The majority takes the view that the condemnees’ second preliminary objection does not allege a de facto taking. Whether or not we label this pleading as one alleging a de facto taking of the condemnees’ entire interest in the property, in addition to the de jure taking of an easement, I find nothing in the Eminent Domain Code (Code), Act of June 22, 1964, Special Sess., P.L. 84, as amended, 26 P.S. §1-101 et seq., which proscribes the raising of such a question in preliminary objections. Section 406(a) of the Code, 26 P.S. §1-406(a), provides that “[preliminary objections shall be limited to and shall be the exclusive method of challenging ... (4) the declaration of taking. Failure to raise these matters by preliminary objections shall constitute a waiver thereof.” (Emphasis added.) Among the requirements of a declaration of taking is “[a] statement of the nature of the title acquired, if any.” Section 402(b)(6) of the Code, 26 P.S. §1-402(b) (6). Since the condemnees are claiming that the nature of the title taken by the Authority was not an easement but a total taking, they could properly raise the question by way of preliminary objections. As we stated in Commonwealth v. Herold, 17 Pa. Commonwealth Ct. 148, 151, 330 A.2d 890, 893 (1975), where the condemnees claimed a total taking while the Commonwealth’s declaration of taking *7claimed only an easement, “any issue regarding the extent of the taking was foreclosed when condemnees failed to file preliminary objections to the Commonwealth’s Declaration of Taking of a flood easement. . . .” (Emphasis, footnote omitted.) See also Nelis v. Redevelopment Authority of Allegheny County, 12 Pa. Commonwealth Ct. 338, 315 A.2d 893 (1974). I am of the opinion that Commonwealth v. Herold, supra, correctly stated the law and should be followed here.

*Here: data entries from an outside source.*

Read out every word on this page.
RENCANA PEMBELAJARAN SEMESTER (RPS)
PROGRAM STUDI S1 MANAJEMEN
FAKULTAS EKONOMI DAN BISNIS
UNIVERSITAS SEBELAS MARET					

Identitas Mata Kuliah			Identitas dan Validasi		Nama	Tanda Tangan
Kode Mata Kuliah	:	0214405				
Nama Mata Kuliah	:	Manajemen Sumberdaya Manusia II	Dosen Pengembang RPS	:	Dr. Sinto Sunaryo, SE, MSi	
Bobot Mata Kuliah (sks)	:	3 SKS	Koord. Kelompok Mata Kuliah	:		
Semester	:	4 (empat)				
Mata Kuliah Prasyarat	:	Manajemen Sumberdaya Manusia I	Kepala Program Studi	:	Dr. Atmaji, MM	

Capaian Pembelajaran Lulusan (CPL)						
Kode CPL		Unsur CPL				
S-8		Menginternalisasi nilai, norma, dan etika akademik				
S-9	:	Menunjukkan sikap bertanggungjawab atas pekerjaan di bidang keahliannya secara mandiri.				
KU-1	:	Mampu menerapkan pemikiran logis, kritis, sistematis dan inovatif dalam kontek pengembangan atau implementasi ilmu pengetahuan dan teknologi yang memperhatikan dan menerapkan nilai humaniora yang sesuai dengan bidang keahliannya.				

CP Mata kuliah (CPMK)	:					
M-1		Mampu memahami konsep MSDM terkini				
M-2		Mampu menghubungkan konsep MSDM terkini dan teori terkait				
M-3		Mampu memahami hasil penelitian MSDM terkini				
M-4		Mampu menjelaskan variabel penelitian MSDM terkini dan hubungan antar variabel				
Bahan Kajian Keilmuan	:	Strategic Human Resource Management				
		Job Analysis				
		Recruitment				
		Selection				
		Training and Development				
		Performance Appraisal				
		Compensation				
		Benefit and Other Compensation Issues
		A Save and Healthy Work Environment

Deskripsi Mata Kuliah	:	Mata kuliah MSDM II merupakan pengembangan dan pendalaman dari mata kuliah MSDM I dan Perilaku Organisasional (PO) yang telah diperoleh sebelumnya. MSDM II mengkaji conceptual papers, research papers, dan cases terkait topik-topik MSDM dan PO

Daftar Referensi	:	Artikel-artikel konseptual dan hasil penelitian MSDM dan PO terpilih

The majority’s discussion of the use of preliminary objections to raise this issue does not, in my view, fully recognize the uniqueness of such a pleading in an eminent domain case. As we stated in Jacobs v. Nether Providence Township, 6 Pa. Commonwealth Ct. 594, 598, 297 A.2d 550, 553 (1972),
[t]he role of preliminary objections to a formal ■declaration of taking in eminent domain cases as prescribed by Section 406 of the Eminent Domain Code, 26 P.S. §1-406, and as construed by the Supreme Court and this Court is not precisely that of preliminary objections as prescribed by the Pennsylvania Rules of Civil Procedure in actions covered by those rules. In eminent domain cases, they serve a somewhat broader purpose and are intended as a procedure to resolve expeditiously threshold legal issues without awaiting further proceedings before viewers and possibly a jury trial on appeal from a viewer’s report. (Emphasis added.)

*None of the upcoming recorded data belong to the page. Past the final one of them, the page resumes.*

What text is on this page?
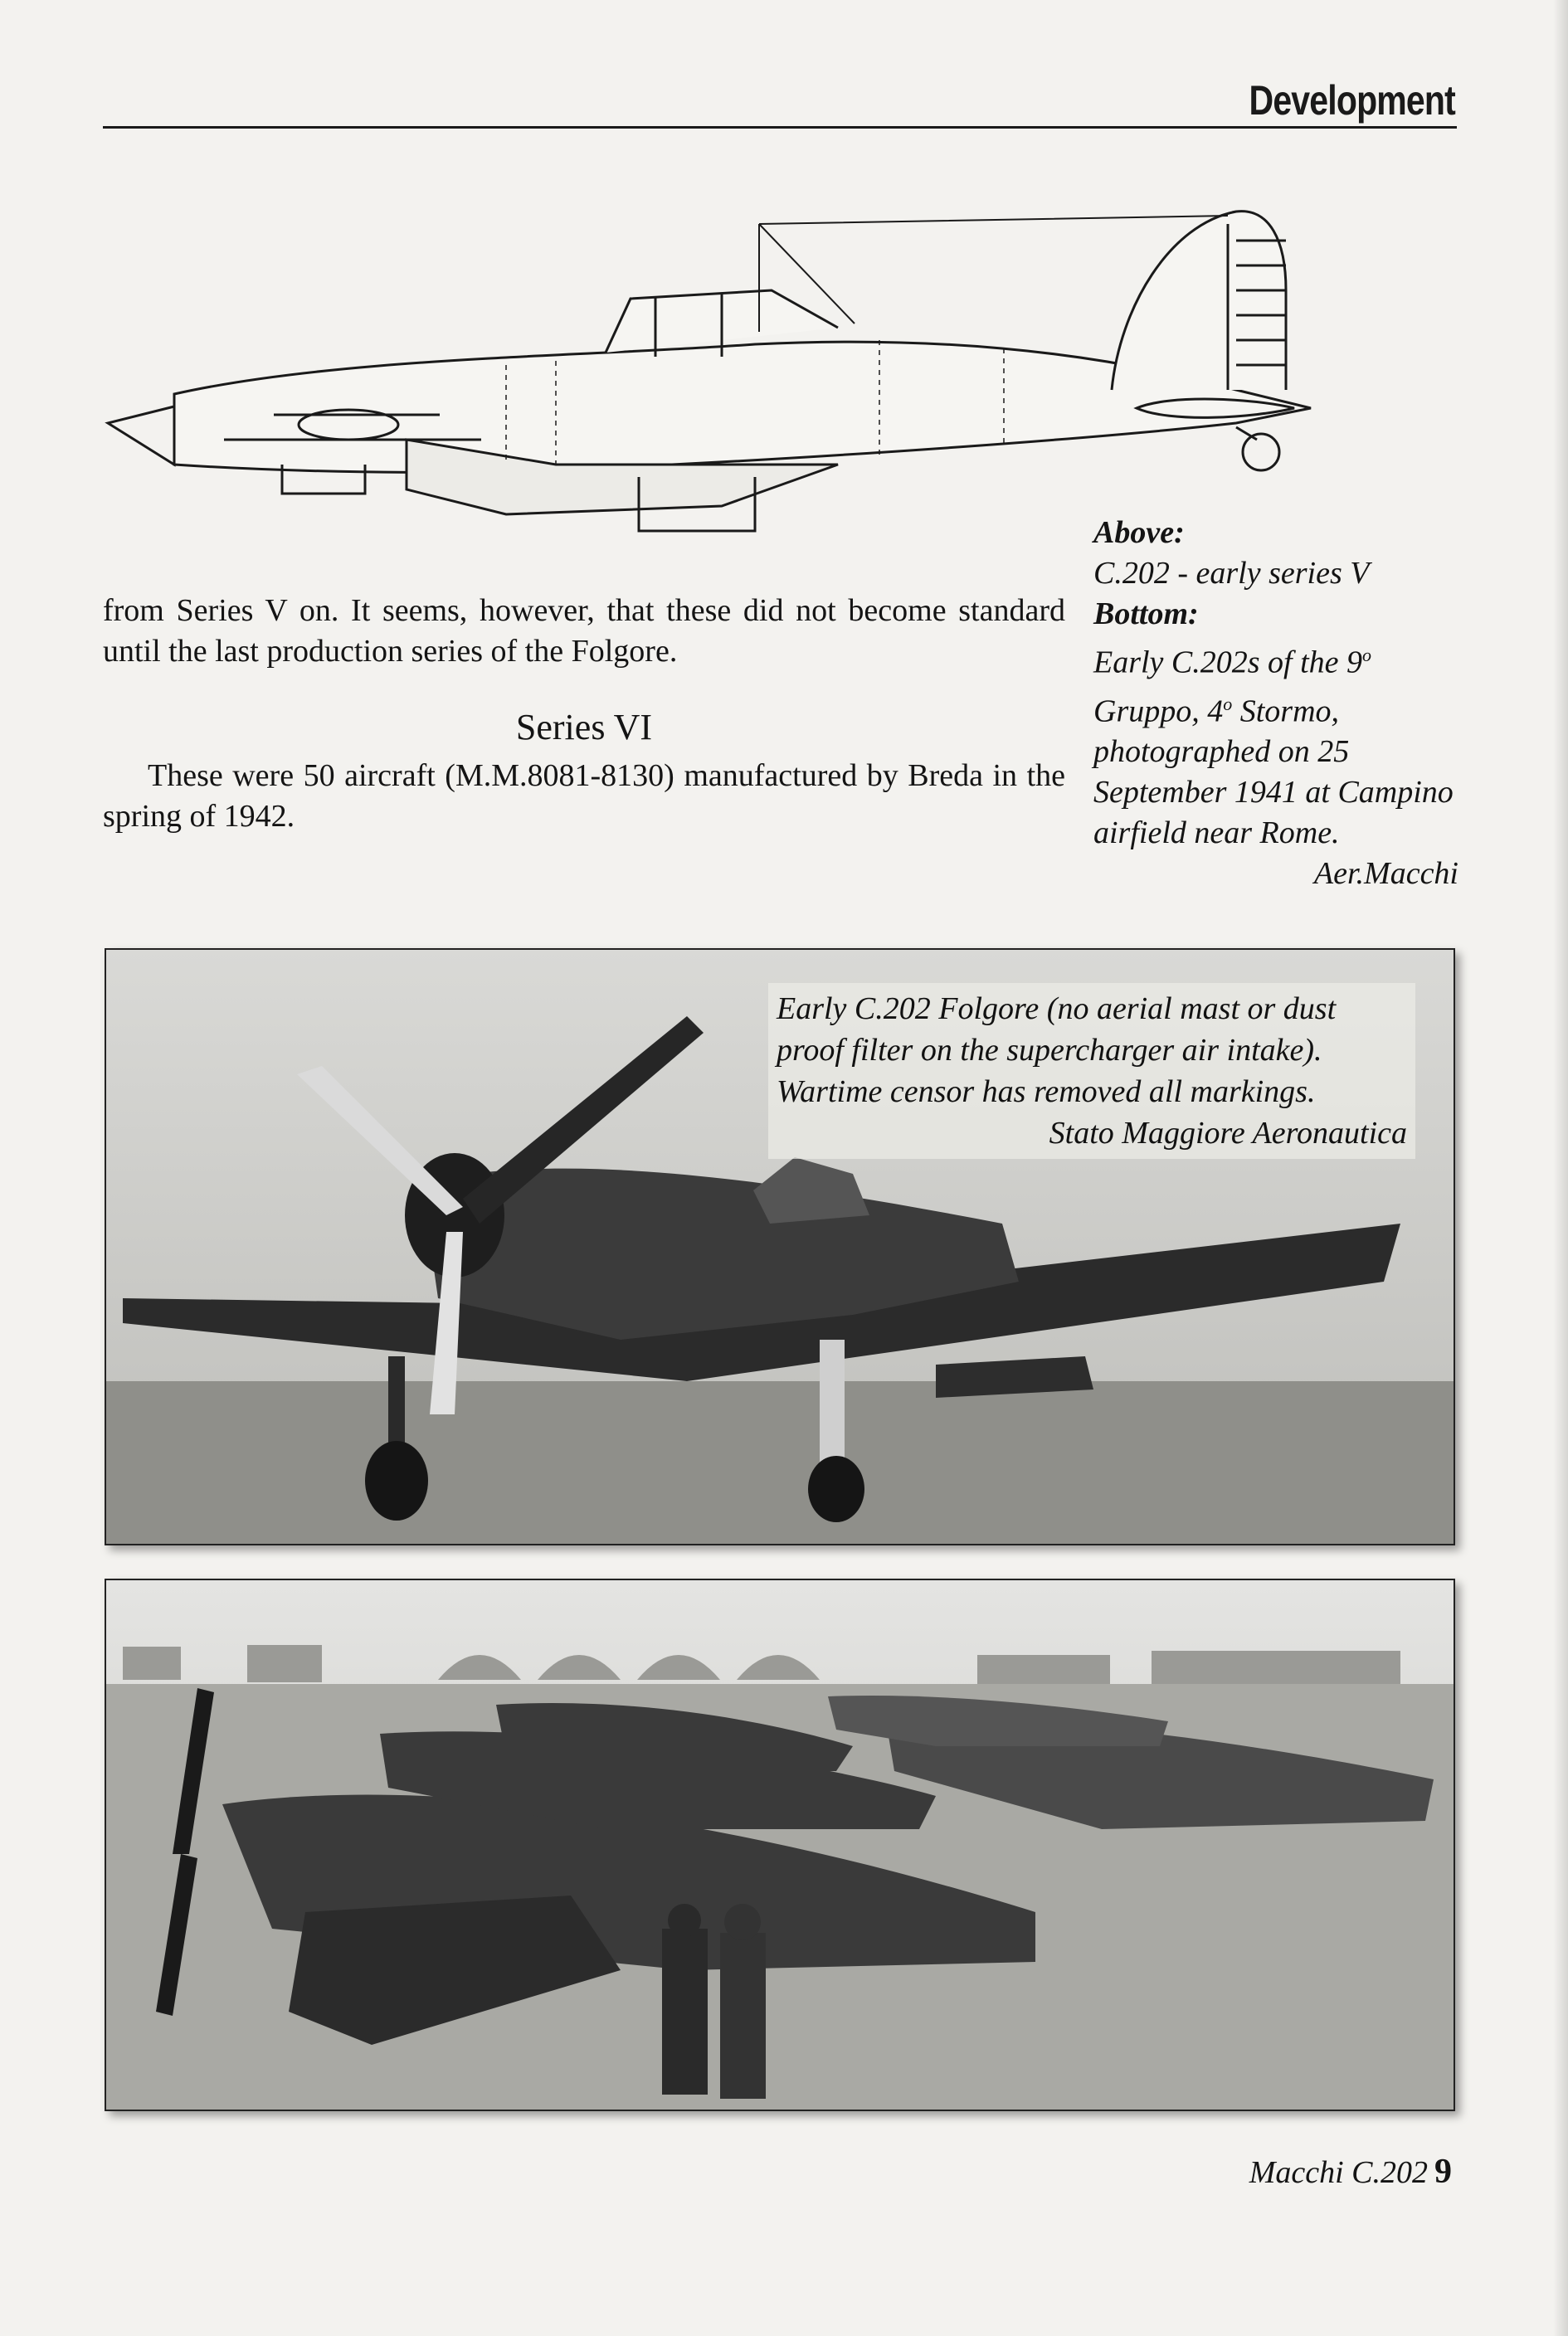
Development

from Series V on. It seems, however, that these did not become standard until the last production series of the Folgore.

Series VI

These were 50 aircraft (M.M.8081-8130) manufactured by Breda in the spring of 1942.

Above:
C.202 - early series V
Bottom:
Early C.202s of the 9$^o$ Gruppo, 4$^o$ Stormo, photographed on 25 September 1941 at Campino airfield near Rome.
Aer.Macchi
Early C.202 Folgore (no aerial mast or dust proof filter on the supercharger air intake). Wartime censor has removed all markings.
Stato Maggiore Aeronautica
Macchi C.202 9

Thus, while Section 406 is entitled “Preliminary objections”, this label may be misleading. See Statutory Construction Act of 1972, 1 Pa. C.S. §1924 (headings may be used in aid of construction but are not controlling).
If the condemnees’ allegation that their entire interest in the property has been taken is correct, the consequences of the majority’s holding is that, while *8they could be awarded the full fair market value of the property, they would still have the bare legal title and the accompanying obligations of a property owner, e.g., potential tax obligations and duties as to invitees, licensees, and trespassers. To avoid such a result, I am of the view that, if the landowner objects to the declaration of taking, the lower court should decide preliminarily as a matter of law whether the proposed taking so clearly renders the property valueless that it would be unrealistic for the case to proceed any further as merely the taking of an easement.
Therefore, I would also remand this case for a hearing on the nature of the title acquired and the description of the property condemned as averred in the declaration of taking.